Lo interesante y valioso sería recibir contribuciones desde estudiantes indígenas, que puedan plantear preguntas desde su propia posicionalidad, y desde ahí plantear críticas a la teoría cosmopolítica.  Así vamos descubriendo que nuestros únicos interlocutores ya no son solo Deleuze o Derrida, sino que hay voces indígenas que plantean otra lectura de las políticas y dinámicas relacionales indígenas.  

derrida.  HiLobrow.com

El taller aspira a reconocer que un modelo de análisis literario, y la circulación textual dentro del campo de poder letrado, no es el único horizonte. Se trata de otorgarle un espesor político y no-humano, desplegar la multiplicidad indígena dentro de los espacios literarios.


Lo más importante no es el curso:

Lo importante es mostrar que se pueden ver algunos textos artísticos con un matiz más. Otro matiz es dar más espesor a la comprensión textual. En un plano literario, el taller cuestiona los análisis mecanicistas y solipsistas, que confían demasiado en la unidad del texto. Sabemos que nuestra literatura es heterogénea, por lo tanto un trazo de brillo más ha de sumar un carácter que, probablemente, el espectador no esperaba reconocer como valido desde su racionalidad, demasiado letrada o incluso colonial. 

En un plano, político y ético, queremos enfatizar que el taller no propone una novedad, sino que subraya que los conocimientos indígenas (quechuas, aymaras, ashánincas, específicamente) son la base de este diálogo. Es decir, no es que nosotros vayamos a hablar por otros desde una teoría de moda, sino que buscamos que los otros estén presentes en la conversación, si bien a través de los límites propios de traducción intercultural (los de los autores propiamente y de nosotros mismos como investigadores), de nuestro cuerpo en zonas de contacto o tensión (a nivel sensible, lingüístico, etc.)
La actualidad del curso
Se trata de salir de esa representación del vencido, de la relación eurocéntrica “indio-inferior”, y más bien atender las estrategias políticas basadas en epistemologías y ontologías indígenas.
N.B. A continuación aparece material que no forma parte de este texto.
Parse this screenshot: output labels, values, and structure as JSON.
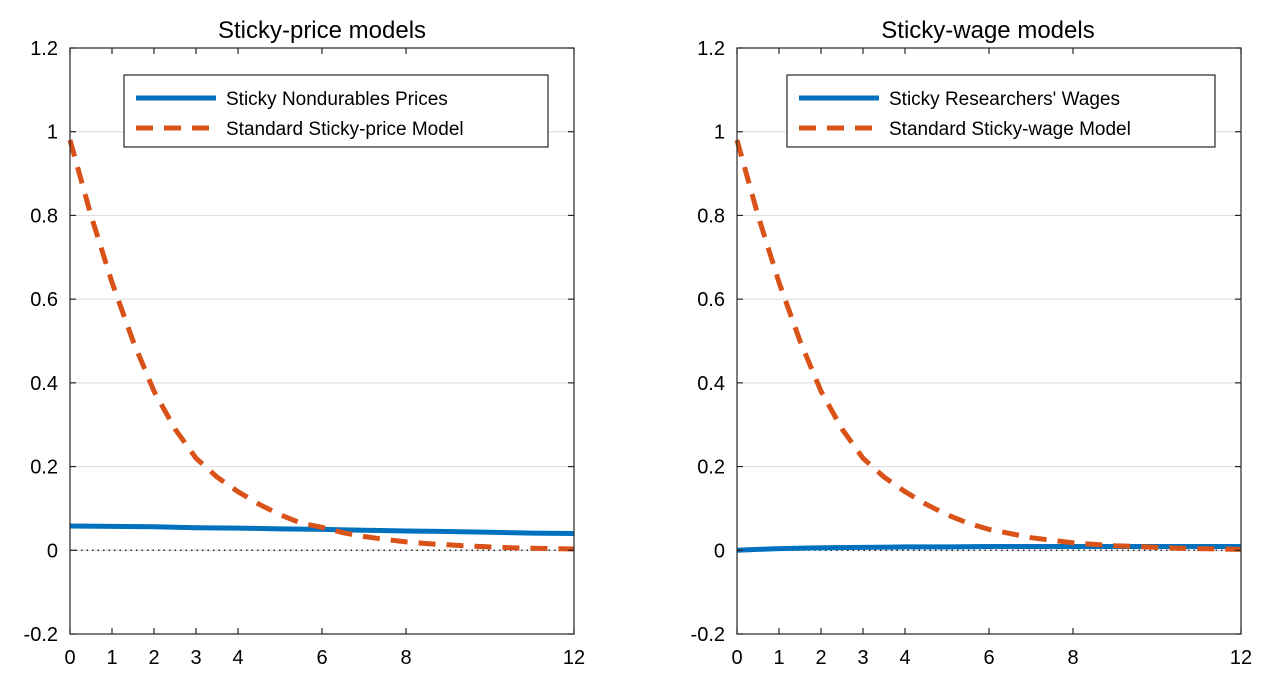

En “A nuestro padre creador Tupac Amaru”, por ejemplo, encontramos resonancias entre las protestas campesinas de los 60s y las defensas indígenas del territorio que han atravesado lo que vamos del siglo XXI en Perú. Sigue vigente la violencia colonial, pero también los modos de resistir, desde el ritual o desde la negociación estatal.
¿cómo será la clase?

Básicamente serán de exposición y discusión. Lo importante de esta última es que se pueda abrir el debate para precisar los conocimientos compartidos en cada sesión. Las exposiciones de cada clase se dividirán de acuerdo a los trabajos que hemos venido realizando desde el 2010, y luego habrá una guía de discusión que sintetice los logros y apunte las interpelaciones. Posteriormente, pasaremos al intercambio de ideas con los asistentes. Cabe precisar que el material que leeremos será compartido virtualmente.  

Una cátedra no estaría mal (risas), pero debería llamarse, en términos generales, Literatura y antropología, de modo que pueda ser temática o hasta monográfica. Consideramos que no hay mayor ambición que la de ir perfilando mejor nuestra propuesta con quien quisiera trabajarla por encontrarla no solo operativa, sino reflexiva. Esto, por supuesto, implica también recibir críticas para seguir afinando este modelo, ampliándolo, contaminándolo. Lo peor es que se puede caer es en solo criticar un corpus por oídas, por prejuicios, o solo en base de un “maleteo” sin base. Para nosotros lo cosmopolítico no debe ser entendido como un término o una teoría, sino también como una vía de hacer una “política otra” desde la posición indígena, una posición a la cual nos acercamos con todos los límites y tensiones de nuestra propia esfera de trabajo. Pero no para considerar esa posición indígena un objeto o representación, sino la base de toda discusión.